High-value zero days like what you're describing would not get wasted on stealing bank information from random working schlubs like us.
I think it is a reasonable approach to personal information security to focus on ensuring that you are robust to families of exploits which have concrete proof of concept in practice, and not wasting calories worrying about stuff that is (for the time being) mostly theoretical.
This advice obviously does not apply if you are protecting valuable corporate IP, or a repository of personal information, or god forbid national security secrets.
Oh, definitely - it wouldn't be used for trivial things like that, at least not for quite a while.
[Edit: hopefully having better mitigations in hardware by then]
My comment didn't follow the thread particularly well, I wasn't so much worried about the everyday person - just that this could be weaponized [against someone/thing]
My worry about this really goes as far as... keep the mitigations enabled. That's it.
A lot of people disable them today because they're aren't dangerous today - if nothing else, offering a countering opinion to change that trend.
I feel that exfiltrating memory at a few hundred bytes/sec makes it extremely impractical. You'll be looking for a needle in a haystack. There are easier, faster attacks available.
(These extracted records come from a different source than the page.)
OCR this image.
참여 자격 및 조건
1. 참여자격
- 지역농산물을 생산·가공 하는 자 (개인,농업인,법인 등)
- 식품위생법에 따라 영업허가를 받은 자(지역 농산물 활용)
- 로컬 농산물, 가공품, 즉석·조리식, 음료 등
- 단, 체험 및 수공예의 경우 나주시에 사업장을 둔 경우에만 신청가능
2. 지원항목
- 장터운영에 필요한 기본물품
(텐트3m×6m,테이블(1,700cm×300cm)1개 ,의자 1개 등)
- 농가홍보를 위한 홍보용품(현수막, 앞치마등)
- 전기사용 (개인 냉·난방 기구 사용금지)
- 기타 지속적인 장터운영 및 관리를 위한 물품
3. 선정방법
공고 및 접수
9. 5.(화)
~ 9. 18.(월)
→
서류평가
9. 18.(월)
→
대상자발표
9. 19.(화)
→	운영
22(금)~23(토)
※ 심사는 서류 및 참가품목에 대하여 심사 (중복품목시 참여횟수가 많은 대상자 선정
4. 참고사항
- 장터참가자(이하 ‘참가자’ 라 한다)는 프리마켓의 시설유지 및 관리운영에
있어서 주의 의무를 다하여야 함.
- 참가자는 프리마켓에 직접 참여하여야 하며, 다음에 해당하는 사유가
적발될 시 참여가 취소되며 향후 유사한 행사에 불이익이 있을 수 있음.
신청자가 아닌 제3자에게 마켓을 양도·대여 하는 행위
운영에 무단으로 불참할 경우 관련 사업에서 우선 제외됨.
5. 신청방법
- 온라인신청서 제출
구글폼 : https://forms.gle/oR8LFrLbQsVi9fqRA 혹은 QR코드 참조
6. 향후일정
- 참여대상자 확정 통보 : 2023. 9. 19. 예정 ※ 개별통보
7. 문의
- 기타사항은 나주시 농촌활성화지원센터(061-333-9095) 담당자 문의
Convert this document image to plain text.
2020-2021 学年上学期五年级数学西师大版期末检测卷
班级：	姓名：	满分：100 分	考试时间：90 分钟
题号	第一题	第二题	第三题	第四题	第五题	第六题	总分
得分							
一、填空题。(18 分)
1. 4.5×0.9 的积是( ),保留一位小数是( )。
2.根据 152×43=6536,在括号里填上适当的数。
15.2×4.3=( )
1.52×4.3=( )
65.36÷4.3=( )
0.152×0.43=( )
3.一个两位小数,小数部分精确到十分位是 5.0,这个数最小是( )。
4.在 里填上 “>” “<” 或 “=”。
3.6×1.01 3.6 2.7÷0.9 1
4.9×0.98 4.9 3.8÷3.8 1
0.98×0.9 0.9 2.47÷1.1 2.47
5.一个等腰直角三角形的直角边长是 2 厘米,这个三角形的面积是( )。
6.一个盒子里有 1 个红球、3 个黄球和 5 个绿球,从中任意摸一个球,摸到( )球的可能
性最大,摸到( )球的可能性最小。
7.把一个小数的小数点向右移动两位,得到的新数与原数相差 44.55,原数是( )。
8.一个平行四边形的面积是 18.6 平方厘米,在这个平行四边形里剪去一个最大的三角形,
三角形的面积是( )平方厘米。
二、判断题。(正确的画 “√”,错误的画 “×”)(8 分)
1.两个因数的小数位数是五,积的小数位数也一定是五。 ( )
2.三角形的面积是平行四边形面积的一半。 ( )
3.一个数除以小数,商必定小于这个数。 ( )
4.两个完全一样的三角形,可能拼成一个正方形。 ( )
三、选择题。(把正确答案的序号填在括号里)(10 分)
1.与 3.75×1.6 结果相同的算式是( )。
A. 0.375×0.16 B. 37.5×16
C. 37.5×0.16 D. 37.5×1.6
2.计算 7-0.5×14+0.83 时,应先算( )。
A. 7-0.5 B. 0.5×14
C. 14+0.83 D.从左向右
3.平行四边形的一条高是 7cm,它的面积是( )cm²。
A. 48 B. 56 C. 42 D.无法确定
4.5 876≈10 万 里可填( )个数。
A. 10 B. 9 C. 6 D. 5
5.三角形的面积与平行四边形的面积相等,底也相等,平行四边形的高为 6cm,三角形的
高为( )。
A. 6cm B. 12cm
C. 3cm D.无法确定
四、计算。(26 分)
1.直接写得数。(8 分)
I won't lose sleep over it.
>I feel that exfiltrating memory at a few hundred bytes/sec makes it extremely impractical.
Not at all - you don't sequentially dump all of kernel space - you probabilistically sample it and make guesses of where to look next based on the fingerprints you already have seen. It takes not long at all to find useful stuff.
Find a block that matches a known library? Ok, that entire section is known. Find a page table? Golden - you quickly walk it and you now know how everything else is laid out. Find any of zillions of known structures? Now you can walk those nicely.
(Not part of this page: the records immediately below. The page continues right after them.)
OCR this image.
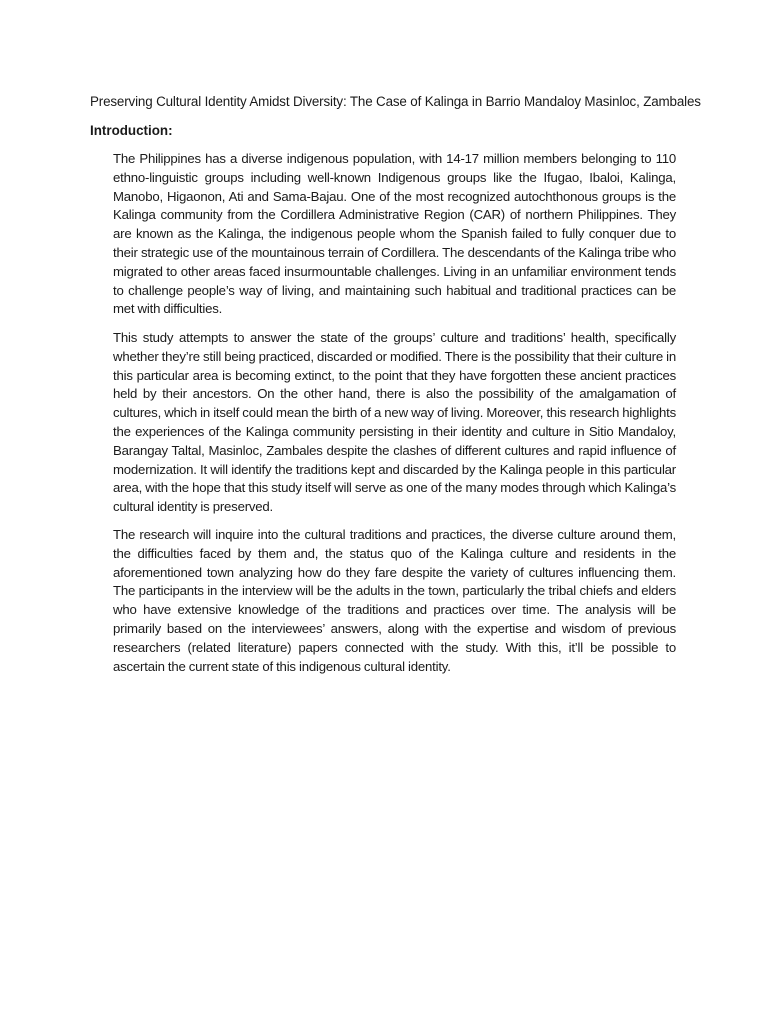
Preserving Cultural Identity Amidst Diversity: The Case of Kalinga in Barrio Mandaloy Masinloc, Zambales
Introduction:

The Philippines has a diverse indigenous population, with 14-17 million members belonging to 110 ethno-linguistic groups including well-known Indigenous groups like the Ifugao, Ibaloi, Kalinga, Manobo, Higaonon, Ati and Sama-Bajau. One of the most recognized autochthonous groups is the Kalinga community from the Cordillera Administrative Region (CAR) of northern Philippines. They are known as the Kalinga, the indigenous people whom the Spanish failed to fully conquer due to their strategic use of the mountainous terrain of Cordillera. The descendants of the Kalinga tribe who migrated to other areas faced insurmountable challenges. Living in an unfamiliar environment tends to challenge people’s way of living, and maintaining such habitual and traditional practices can be met with difficulties.

This study attempts to answer the state of the groups’ culture and traditions’ health, specifically whether they’re still being practiced, discarded or modified. There is the possibility that their culture in this particular area is becoming extinct, to the point that they have forgotten these ancient practices held by their ancestors. On the other hand, there is also the possibility of the amalgamation of cultures, which in itself could mean the birth of a new way of living. Moreover, this research highlights the experiences of the Kalinga community persisting in their identity and culture in Sitio Mandaloy, Barangay Taltal, Masinloc, Zambales despite the clashes of different cultures and rapid influence of modernization. It will identify the traditions kept and discarded by the Kalinga people in this particular area, with the hope that this study itself will serve as one of the many modes through which Kalinga’s cultural identity is preserved.

The research will inquire into the cultural traditions and practices, the diverse culture around them, the difficulties faced by them and, the status quo of the Kalinga culture and residents in the aforementioned town analyzing how do they fare despite the variety of cultures influencing them. The participants in the interview will be the adults in the town, particularly the tribal chiefs and elders who have extensive knowledge of the traditions and practices over time. The analysis will be primarily based on the interviewees’ answers, along with the expertise and wisdom of previous researchers (related literature) papers connected with the study. With this, it’ll be possible to ascertain the current state of this indigenous cultural identity.
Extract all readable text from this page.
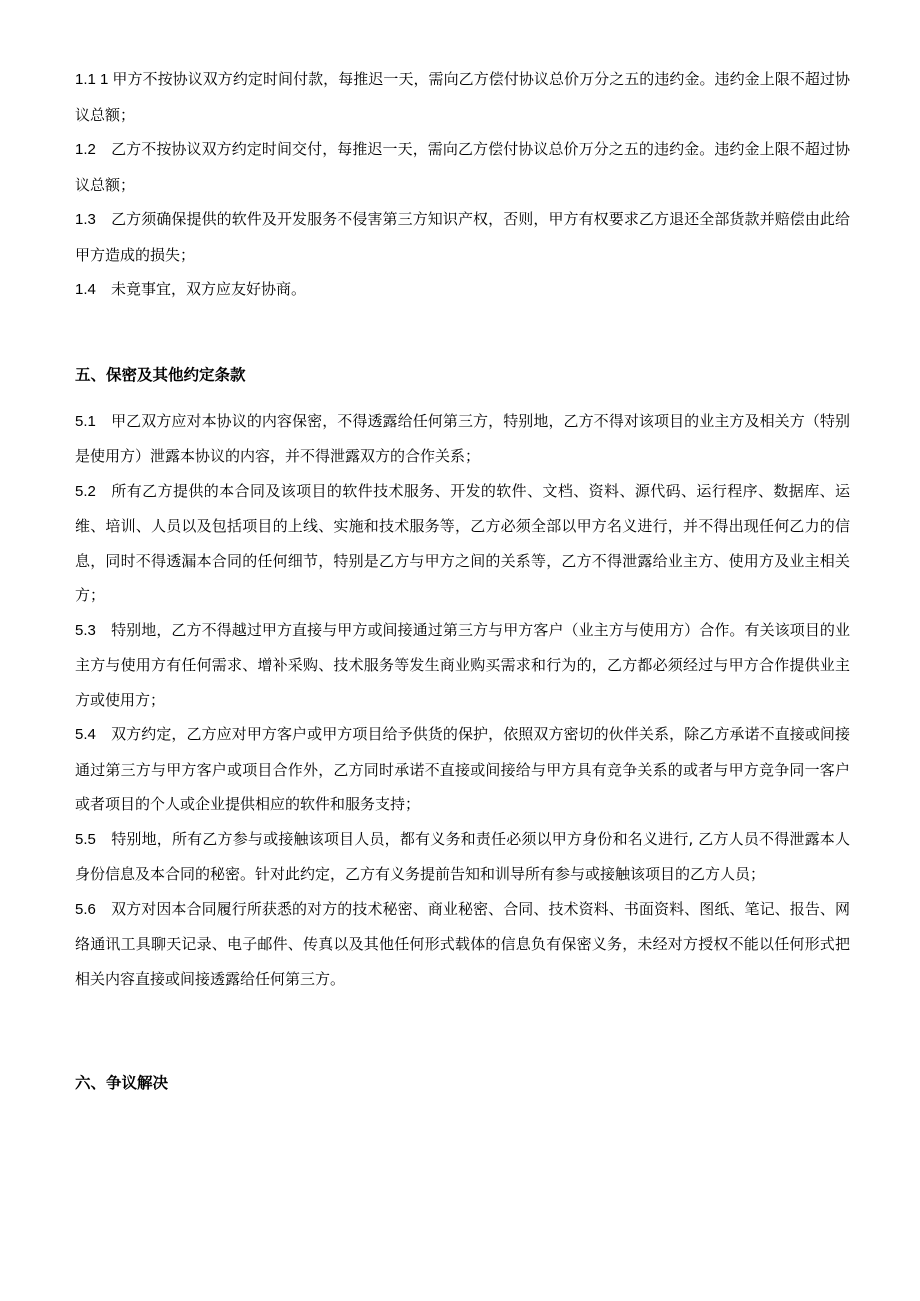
1.1 1 甲方不按协议双方约定时间付款，每推迟一天，需向乙方偿付协议总价万分之五的违约金。违约金上限不超过协议总额；

1.2 乙方不按协议双方约定时间交付，每推迟一天，需向乙方偿付协议总价万分之五的违约金。违约金上限不超过协议总额；

1.3 乙方须确保提供的软件及开发服务不侵害第三方知识产权，否则，甲方有权要求乙方退还全部货款并赔偿由此给甲方造成的损失；

1.4 未竟事宜，双方应友好协商。

五、保密及其他约定条款

5.1 甲乙双方应对本协议的内容保密，不得透露给任何第三方，特别地，乙方不得对该项目的业主方及相关方（特别是使用方）泄露本协议的内容，并不得泄露双方的合作关系；

5.2 所有乙方提供的本合同及该项目的软件技术服务、开发的软件、文档、资料、源代码、运行程序、数据库、运维、培训、人员以及包括项目的上线、实施和技术服务等，乙方必须全部以甲方名义进行，并不得出现任何乙力的信息，同时不得透漏本合同的任何细节，特别是乙方与甲方之间的关系等，乙方不得泄露给业主方、使用方及业主相关方；

5.3 特别地，乙方不得越过甲方直接与甲方或间接通过第三方与甲方客户（业主方与使用方）合作。有关该项目的业主方与使用方有任何需求、增补采购、技术服务等发生商业购买需求和行为的，乙方都必须经过与甲方合作提供业主方或使用方；

5.4 双方约定，乙方应对甲方客户或甲方项目给予供货的保护，依照双方密切的伙伴关系，除乙方承诺不直接或间接通过第三方与甲方客户或项目合作外，乙方同时承诺不直接或间接给与甲方具有竞争关系的或者与甲方竞争同一客户或者项目的个人或企业提供相应的软件和服务支持；

5.5 特别地，所有乙方参与或接触该项目人员，都有义务和责任必须以甲方身份和名义进行, 乙方人员不得泄露本人身份信息及本合同的秘密。针对此约定，乙方有义务提前告知和训导所有参与或接触该项目的乙方人员；

5.6 双方对因本合同履行所获悉的对方的技术秘密、商业秘密、合同、技术资料、书面资料、图纸、笔记、报告、网络通讯工具聊天记录、电子邮件、传真以及其他任何形式载体的信息负有保密义务，未经对方授权不能以任何形式把相关内容直接或间接透露给任何第三方。

六、争议解决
I've written code to do kernel reconstruction over the PCI bus from an external security monitor - it's not hard or slow to reconstruct all of memory efficiently and without having to sample much simply by using tricks like these.
It's just like playing Battleship, except you can do it much more accurately with perfect knowledge of probabilities.
Having access to a PCI bus is a bit different than what we're talking about here. Explain to me how are you going to "quickly" walk a page table or other known data structure if you don't have direct control over what you can read?
Their paper states "RETBLEED can leak arbitrary kernel data from an unprivileged process with all the mitigations up on various Intel and AMD systems." They control the branch target buffer so can point to whatever they want.
> I feel that exfiltrating memory at a few hundred bytes/sec makes it extremely impractical. You'll be looking for a needle in a haystack.
Do you seriously trust it to be like looking for a needle in a haystack? That haystack becomes much much smaller if you know where to look. An excellent adversary would know a lot about kernel memory and what data to get.
Grab a few bytes for a pointer... grab a few more bytes for another pointer offset from the first... just a few pointers and now you're at the secret storage arena. A few hundred bytes/sec is just a few hundred bytes/sec away from gaining sensitive information.
That assumes you have direct control over which addresses you can read, which is far from true in the scenario of most concern (JS running in the browser). It is at best like listening to the conversation of some people walking by, with a ton of background noise, and hoping you'll hear enough to make sense of it.
Haha, speaking of Linus’s carefree attitude towards leaving dangerous things unattended because they are not imminently threatening”, this is an opportune moment to point out that AMD has a series of unpatched vulnerabilities (Take-A-Way and PREFETCH, both by Moritz Lipp of Spectre/Meltdown fame) that leak kernel page table mappings as well, unless you enable KPTI, which AMD continues to push as off-by-default due to performance impact.
So on an AMD system you indeed know exactly where to look to get into kernel memory. The processor will just tell you where to look.
Suppose you know that data of interest is at address X. Now how do you propose actually reading that specific address from e.g. JS running in a browser? IMHO having that much knowledge of the system you're attacking means you're not likely to need the side-channel anyway.
It's just like traditional kernel exploitation. Say you have a classic relative kernel read due to an out of bounds read from a heap object. How do you read secrets that way? Well, you leak the ASLR slide, find a relevant global, and start pointer chasing until you reach the object you want. Doing this with speculative reads is just the same as with a regular kernel bug except that now it's slow. Like, legitimately, there are some off the shelf kernel exploitation kits that let you swap in an implementation for read functions and then they'll work straight away whether or not the read is coming from speculative means or a classic bug.
I won't either to be honest. These are certainly of the 'stars must align' category [today], I just find them interesting.
The speed comes down to time, again - either more efficient methods could be developed (perhaps in combination with other seemingly not-of-interest vulns) or simply by hardware getting even faster.
It also assumes an attacker never gets lucky, or perhaps knows something neither of us do.
I'm not sure I'd use the death/dying of Moore's Law as a mitigation strategy :P
The people wanting to make it practical certainly won't use something as crude and slow as Spectre or Meltdown or this. They just own your entire system.